Caravage et le caravagisme européen

 Par Laurent Abry, historien de l’art

Faisant écho à l’exceptionnelle exposition du Palais Royal de Milan ce cycle de 5 conférences entend retracer un des phénomènes les plus fascinants de l’histoire de l’art européen : l’immense portée de la révolution caravagesque en Italie et bien au-delà, par le biais, notamment, des plus grands peintres d’Europe venus parfaire leur formation à Rome

Toutes les conférences de ce cycle :
Le mercredi de 14 h 30 à 16 h
Cinema le Navire

(9 Boulevard D'Alsace - 26000 - Valence, 26000 Valence)
Cycle de 5 conférences : 25 €, (Étudiant/Chômeur : 1/2 tarif)

 

Artiste ambitieux et visionnaire, tempérament exalté, Caravage n’a eu de cesse, durant sa courte carrière, de bouleverser les codes de la peinture, dans sa façon de travailler comme dans son attachement à la vérité et jusqu’à sa conception même du tableau. S’appuyant comme peu avant lui sur le modèle vivant, il a imposé à ses contemporains, par ses cadrages et par sa force plastique, une façon radicalement nouvelle de voir. Une esthétique renversante, où de la puissance des corps et des ombres se dégage une spiritualité rarement égalée.

Bouleversé de fond en comble, sans délai, par la nouvelle esthétique de Caravage et par son fulgurant succès, le foyer romain révèle en premier chef la portée de l’héritage du maître, immense et incontournable. Peindre après Caravage, peindre à l’ombre de Caravage est un défi pour les disciples, fidèles ou indépendants, pour les compagnons comme pour les interprètes tardifs. De Saraceni à Manfredi, d’Orazio Gentileschi à Leonello Spada, les tempéraments les plus divers s’y essayent et finissent par composer une véritable rhétorique caravagesque. de cette rencontre.

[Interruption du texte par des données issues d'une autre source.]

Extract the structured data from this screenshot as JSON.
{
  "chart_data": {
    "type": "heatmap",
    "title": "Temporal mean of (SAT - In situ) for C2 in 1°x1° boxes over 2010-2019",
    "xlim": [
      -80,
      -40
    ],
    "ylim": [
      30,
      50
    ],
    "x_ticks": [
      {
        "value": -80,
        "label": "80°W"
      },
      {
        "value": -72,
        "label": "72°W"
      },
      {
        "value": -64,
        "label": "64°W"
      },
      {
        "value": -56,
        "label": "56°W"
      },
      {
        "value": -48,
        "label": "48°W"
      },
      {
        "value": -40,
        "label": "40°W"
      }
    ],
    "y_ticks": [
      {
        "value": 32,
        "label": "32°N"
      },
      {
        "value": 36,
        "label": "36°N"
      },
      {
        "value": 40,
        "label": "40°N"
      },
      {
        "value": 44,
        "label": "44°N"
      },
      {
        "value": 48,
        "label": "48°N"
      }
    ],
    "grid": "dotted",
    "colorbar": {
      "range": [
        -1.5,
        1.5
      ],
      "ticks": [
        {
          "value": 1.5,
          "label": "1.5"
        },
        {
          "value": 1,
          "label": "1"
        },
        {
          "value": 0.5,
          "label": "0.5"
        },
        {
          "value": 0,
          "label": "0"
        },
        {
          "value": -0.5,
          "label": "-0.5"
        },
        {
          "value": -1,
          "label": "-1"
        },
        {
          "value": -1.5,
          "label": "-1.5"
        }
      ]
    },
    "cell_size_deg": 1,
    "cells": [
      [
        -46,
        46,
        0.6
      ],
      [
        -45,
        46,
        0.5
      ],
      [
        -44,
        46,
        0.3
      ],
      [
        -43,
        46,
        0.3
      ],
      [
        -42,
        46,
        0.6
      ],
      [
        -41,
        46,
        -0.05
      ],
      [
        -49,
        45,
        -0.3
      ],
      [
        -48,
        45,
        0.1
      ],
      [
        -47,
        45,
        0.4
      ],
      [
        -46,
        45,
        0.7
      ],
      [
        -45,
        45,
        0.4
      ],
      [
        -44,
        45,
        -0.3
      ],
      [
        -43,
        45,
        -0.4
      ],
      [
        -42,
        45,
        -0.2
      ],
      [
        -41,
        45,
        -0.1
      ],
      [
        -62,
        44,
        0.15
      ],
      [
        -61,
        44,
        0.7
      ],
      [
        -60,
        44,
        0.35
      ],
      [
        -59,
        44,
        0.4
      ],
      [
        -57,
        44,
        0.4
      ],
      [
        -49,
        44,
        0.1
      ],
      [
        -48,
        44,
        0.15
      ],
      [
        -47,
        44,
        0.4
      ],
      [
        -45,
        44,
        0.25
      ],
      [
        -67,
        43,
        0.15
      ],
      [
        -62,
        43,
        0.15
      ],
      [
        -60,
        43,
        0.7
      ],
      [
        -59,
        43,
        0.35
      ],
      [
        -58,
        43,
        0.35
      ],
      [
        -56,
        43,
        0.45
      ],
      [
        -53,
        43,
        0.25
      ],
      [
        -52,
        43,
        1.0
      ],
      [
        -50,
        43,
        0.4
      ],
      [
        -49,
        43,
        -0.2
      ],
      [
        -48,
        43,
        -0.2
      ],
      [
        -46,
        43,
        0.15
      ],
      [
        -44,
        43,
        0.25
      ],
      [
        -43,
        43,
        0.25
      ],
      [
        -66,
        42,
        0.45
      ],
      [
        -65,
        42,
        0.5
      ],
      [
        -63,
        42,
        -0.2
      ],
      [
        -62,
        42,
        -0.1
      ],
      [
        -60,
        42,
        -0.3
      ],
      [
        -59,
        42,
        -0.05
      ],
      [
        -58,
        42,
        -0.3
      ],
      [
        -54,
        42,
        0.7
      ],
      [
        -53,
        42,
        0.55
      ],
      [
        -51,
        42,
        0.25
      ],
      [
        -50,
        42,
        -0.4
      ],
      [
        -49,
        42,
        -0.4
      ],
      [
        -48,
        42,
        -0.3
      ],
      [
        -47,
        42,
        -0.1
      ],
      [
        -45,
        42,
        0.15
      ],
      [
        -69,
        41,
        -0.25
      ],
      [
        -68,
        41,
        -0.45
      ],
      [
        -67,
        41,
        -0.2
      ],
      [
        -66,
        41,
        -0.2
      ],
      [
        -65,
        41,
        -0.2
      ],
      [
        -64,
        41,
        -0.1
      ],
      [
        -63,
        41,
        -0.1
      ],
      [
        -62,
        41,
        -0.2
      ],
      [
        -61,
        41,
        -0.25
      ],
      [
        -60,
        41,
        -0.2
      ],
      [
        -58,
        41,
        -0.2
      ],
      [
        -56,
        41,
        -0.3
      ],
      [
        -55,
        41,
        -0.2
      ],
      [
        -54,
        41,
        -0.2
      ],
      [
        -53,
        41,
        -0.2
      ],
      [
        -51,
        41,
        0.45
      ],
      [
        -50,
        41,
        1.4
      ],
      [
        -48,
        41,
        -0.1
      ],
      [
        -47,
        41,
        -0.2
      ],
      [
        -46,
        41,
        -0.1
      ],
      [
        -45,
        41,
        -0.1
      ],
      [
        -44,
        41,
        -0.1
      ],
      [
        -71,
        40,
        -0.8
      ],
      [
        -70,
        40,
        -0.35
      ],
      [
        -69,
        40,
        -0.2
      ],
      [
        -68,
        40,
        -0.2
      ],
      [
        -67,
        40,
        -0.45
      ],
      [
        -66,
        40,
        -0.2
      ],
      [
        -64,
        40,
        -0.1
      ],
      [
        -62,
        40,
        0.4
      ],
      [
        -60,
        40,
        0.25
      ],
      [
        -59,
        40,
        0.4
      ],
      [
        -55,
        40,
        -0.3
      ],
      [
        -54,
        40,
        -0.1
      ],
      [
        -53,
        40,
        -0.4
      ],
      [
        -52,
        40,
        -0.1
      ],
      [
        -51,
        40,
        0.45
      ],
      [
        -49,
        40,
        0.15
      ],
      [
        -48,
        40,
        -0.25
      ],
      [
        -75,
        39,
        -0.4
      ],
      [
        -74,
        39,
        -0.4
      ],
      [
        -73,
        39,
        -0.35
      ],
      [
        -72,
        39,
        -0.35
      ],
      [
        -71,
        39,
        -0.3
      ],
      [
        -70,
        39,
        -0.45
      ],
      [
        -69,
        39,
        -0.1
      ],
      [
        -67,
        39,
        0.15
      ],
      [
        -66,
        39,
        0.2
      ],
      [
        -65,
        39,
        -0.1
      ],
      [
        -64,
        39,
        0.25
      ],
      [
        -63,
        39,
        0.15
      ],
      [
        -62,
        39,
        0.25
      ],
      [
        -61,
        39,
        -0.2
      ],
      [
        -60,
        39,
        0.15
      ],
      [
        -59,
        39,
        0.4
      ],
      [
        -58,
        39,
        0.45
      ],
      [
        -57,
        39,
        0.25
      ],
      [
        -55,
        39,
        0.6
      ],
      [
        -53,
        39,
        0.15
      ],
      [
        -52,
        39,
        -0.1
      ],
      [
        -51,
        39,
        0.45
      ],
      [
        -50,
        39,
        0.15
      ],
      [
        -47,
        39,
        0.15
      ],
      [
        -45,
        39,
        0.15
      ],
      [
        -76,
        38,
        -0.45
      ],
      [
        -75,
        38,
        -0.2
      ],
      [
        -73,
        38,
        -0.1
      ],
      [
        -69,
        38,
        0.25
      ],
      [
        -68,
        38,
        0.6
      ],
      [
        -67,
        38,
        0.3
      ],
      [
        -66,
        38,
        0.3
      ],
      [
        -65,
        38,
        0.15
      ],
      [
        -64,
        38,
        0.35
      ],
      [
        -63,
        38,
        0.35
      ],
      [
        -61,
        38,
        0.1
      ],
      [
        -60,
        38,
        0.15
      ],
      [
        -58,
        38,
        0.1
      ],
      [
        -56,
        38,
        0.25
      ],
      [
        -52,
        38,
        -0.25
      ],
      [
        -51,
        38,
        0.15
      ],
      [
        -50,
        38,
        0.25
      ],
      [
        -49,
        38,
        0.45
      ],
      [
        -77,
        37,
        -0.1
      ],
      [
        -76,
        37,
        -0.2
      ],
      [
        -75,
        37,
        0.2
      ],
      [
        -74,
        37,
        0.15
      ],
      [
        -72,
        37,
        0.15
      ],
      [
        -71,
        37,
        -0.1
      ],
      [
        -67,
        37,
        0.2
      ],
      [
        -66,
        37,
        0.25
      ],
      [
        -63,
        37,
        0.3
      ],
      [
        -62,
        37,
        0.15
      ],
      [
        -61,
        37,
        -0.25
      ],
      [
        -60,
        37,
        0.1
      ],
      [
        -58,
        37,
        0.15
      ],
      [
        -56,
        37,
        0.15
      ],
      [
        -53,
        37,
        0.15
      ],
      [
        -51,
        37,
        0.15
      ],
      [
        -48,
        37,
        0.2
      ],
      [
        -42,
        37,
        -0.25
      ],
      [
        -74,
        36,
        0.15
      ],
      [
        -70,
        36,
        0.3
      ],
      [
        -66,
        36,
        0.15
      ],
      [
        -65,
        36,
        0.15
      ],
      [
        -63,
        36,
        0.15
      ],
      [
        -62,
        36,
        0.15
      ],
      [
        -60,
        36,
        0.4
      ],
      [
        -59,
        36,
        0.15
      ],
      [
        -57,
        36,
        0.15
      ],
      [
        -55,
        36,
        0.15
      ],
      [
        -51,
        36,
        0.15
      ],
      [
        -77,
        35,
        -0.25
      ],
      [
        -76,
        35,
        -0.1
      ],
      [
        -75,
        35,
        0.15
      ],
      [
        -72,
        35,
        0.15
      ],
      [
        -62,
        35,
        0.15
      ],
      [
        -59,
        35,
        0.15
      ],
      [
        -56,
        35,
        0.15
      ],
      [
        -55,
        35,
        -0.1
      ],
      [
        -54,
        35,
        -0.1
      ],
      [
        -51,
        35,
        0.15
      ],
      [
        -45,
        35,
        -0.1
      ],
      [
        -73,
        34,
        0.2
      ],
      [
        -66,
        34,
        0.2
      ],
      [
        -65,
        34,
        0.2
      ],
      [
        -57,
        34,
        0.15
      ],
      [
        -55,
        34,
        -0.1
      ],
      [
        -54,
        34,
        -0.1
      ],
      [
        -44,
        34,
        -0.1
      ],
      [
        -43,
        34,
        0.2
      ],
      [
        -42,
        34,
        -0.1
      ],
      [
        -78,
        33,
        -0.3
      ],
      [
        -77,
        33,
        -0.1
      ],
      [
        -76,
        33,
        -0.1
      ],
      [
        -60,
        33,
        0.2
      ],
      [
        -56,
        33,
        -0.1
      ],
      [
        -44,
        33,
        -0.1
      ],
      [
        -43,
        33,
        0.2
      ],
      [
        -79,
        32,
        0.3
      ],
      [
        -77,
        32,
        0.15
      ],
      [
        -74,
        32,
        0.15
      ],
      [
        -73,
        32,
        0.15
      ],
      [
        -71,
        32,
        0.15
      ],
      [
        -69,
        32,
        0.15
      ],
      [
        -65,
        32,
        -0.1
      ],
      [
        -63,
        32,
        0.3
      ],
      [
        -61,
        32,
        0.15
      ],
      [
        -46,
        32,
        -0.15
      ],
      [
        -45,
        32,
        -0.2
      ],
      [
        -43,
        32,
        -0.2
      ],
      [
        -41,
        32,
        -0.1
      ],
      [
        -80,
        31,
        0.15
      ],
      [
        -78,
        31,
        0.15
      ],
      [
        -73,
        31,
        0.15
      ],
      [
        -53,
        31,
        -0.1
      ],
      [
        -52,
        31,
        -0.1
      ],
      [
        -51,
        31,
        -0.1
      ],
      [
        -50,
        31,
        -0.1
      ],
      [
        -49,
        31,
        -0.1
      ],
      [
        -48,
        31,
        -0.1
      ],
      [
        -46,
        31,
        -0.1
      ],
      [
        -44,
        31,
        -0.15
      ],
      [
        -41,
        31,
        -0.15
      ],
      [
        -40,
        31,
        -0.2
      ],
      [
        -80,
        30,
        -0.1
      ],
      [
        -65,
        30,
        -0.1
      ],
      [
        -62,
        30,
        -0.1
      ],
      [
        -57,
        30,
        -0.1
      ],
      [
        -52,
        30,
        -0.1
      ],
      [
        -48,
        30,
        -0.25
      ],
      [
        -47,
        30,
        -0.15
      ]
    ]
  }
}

Tandis que Naples l’espagnol accueille, à la suite de Caravage, nombre de peintres italiens imprégnés de son esthétique, c’est la génération de Jusepe Ribera et de Juan Bautista Maino qui, marquée par le voyage d’Italie, offre les premières variations hispaniques autour du langage caravagesque. Soutenu par des mécènes de haut rang bien ancrés à Rome, le mouvement témoigne du succès de certaines formules héritées du maître, et, du même coup, de la circulation de ses œuvres et de leurs copies sur le sol espagnol.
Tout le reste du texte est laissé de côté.